WA Supreme Court hears first oral arguments in capital gains tax case
After nearly two years of embattlement over the capital gains tax, the Washington state Supreme Court heard the first arguments from lawyers in court Thursday.
Lawyers on both sides of the case, Chris Quinn et al. v. State of Washington et al., were each given time at the beginning of the hearing to present their arguments to Supreme Court justices.
The question at hand for justices to decide: Is the capital gains tax an unconstitutional non-uniform property tax? Does it otherwise violate the constitution?
Noah Purcell, counsel for the State of Washington gave the first opening arguments in favor of the tax. He argued that the capital gains tax is an excise tax and not an income tax.

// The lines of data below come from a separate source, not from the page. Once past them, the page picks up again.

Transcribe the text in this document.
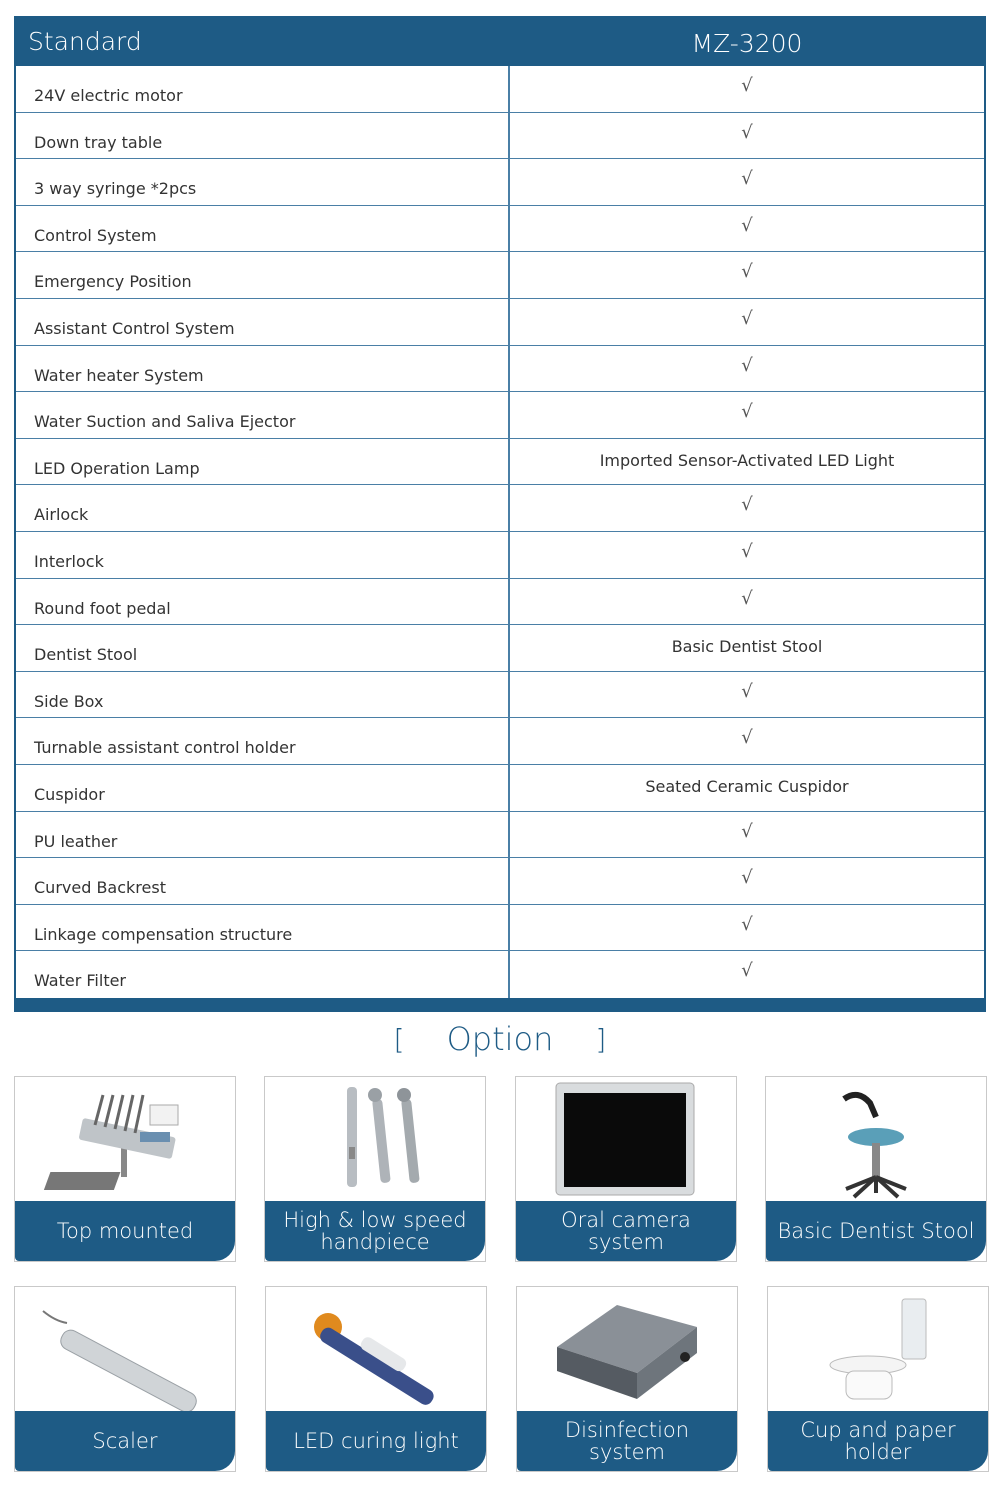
Standard	MZ-3200
24V electric motor	√
Down tray table	√
3 way syringe *2pcs	√
Control System	√
Emergency Position	√
Assistant Control System	√
Water heater System	√
Water Suction and Saliva Ejector	√
LED Operation Lamp	Imported Sensor-Activated LED Light
Airlock	√
Interlock	√
Round foot pedal	√
Dentist Stool	Basic Dentist Stool
Side Box	√
Turnable assistant control holder	√
Cuspidor	Seated Ceramic Cuspidor
PU leather	√
Curved Backrest	√
Linkage compensation structure	√
Water Filter	√
[ Option ]
Top mounted	High & low speed handpiece
Oral camera system	Basic Dentist Stool
Scaler	LED curing light	Disinfection system
Cup and paper holder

“This tax is very clearly an excise tax under this court’s case law,” Purcell noted. “The court has been very clear that property taxes are taxes that apply merely because a person owns property. The other side agrees that that is the relevant test. Under that test, this tax does not work in that way — a person can own limitless stocks or bonds, can hold them for years, they can increase drastically in value and the person owes no tax that whole time. It is only when they sell the assets, when they sell the stocks or bonds, that they owe the tax. And that is why this is so clearly an excise tax.”
But Callie Anne Castillo, an attorney for petitioners in the case, contends the tax is not an excise tax. She said the capital gains tax is unconstitutional for three reasons. The court only needs one reason from that list, she said, to invalidate the tax.
First, the tax is a non-uniform property tax on individual income and violates the state privileges and immunities clause, Castillo argued. It also burdens interstate commerce in violation of the U.S. Commerce Clause.
“The capital gains tax is not a valid excise tax as the state argues,” Castillo continued. “The label of excise does not match how the tax actually operates or functions. This court has said that an excise tax is imposed on the taxpayer for engaging in a voluntary act that triggers the taxable event, and is not measured by the taxable activity. But here, the capital gains tax does not meet any one of those elements.”
Castillo added that taxpayers don’t need to be a party to a transaction to be subject to the tax because the bill states that the tax is imposed when individuals recognize capital gains on their federal income tax forms. That, she said, is the subject of the tax — income, not the transaction.
Before the court adjourned, Purcell asked Justices to uphold the tax. Because the tax is due on April 18 and the Legislature adjourns on April 23, Purcell asked the Justices to expedite the ruling. He said state legislators and the governor would have more certainty in budget writing. Taxpayers also would benefit from the certainty, he added.
The capital gains tax, which Democrats said is aimed at taxing only the richest Washingtonians, passed the legislature in 2021. The law imposed a 7% tax on profits over $250,000 from the sale of assets including stocks, bonds, and mutual funds. This means that if someone made profits of $300,000 from selling stocks, they would pay 7% in taxes on $50,000 of those profits.
The first $500 million in revenue from the tax would go into the state Education Legacy Trust Account. The remainder of that would go into the Common School Construction Account.
Farms, real estate, retirement, and many other accounts are exempt from the capital gains tax. Additionally, less than 8,200 people in Washington state would have to pay the capital gains tax, according to the Washington State Budget and Policy Center.
The tax has faced intense criticism since its introduction and passage. Washington State Republicans at the time warned that the case would eventually wind up in the courts because they believed the tax is an income tax, which is unconstitutional in Washington.
In March 2022, the capital gains tax was ruled unconstitutional by a Douglas County Superior Court Judge who said the tax was “properly characterized as an income tax” pursuant to applicable Washington case law.
The capital gains tax went into effect in January 2022, but payments on those taxes won’t be due until April of this year.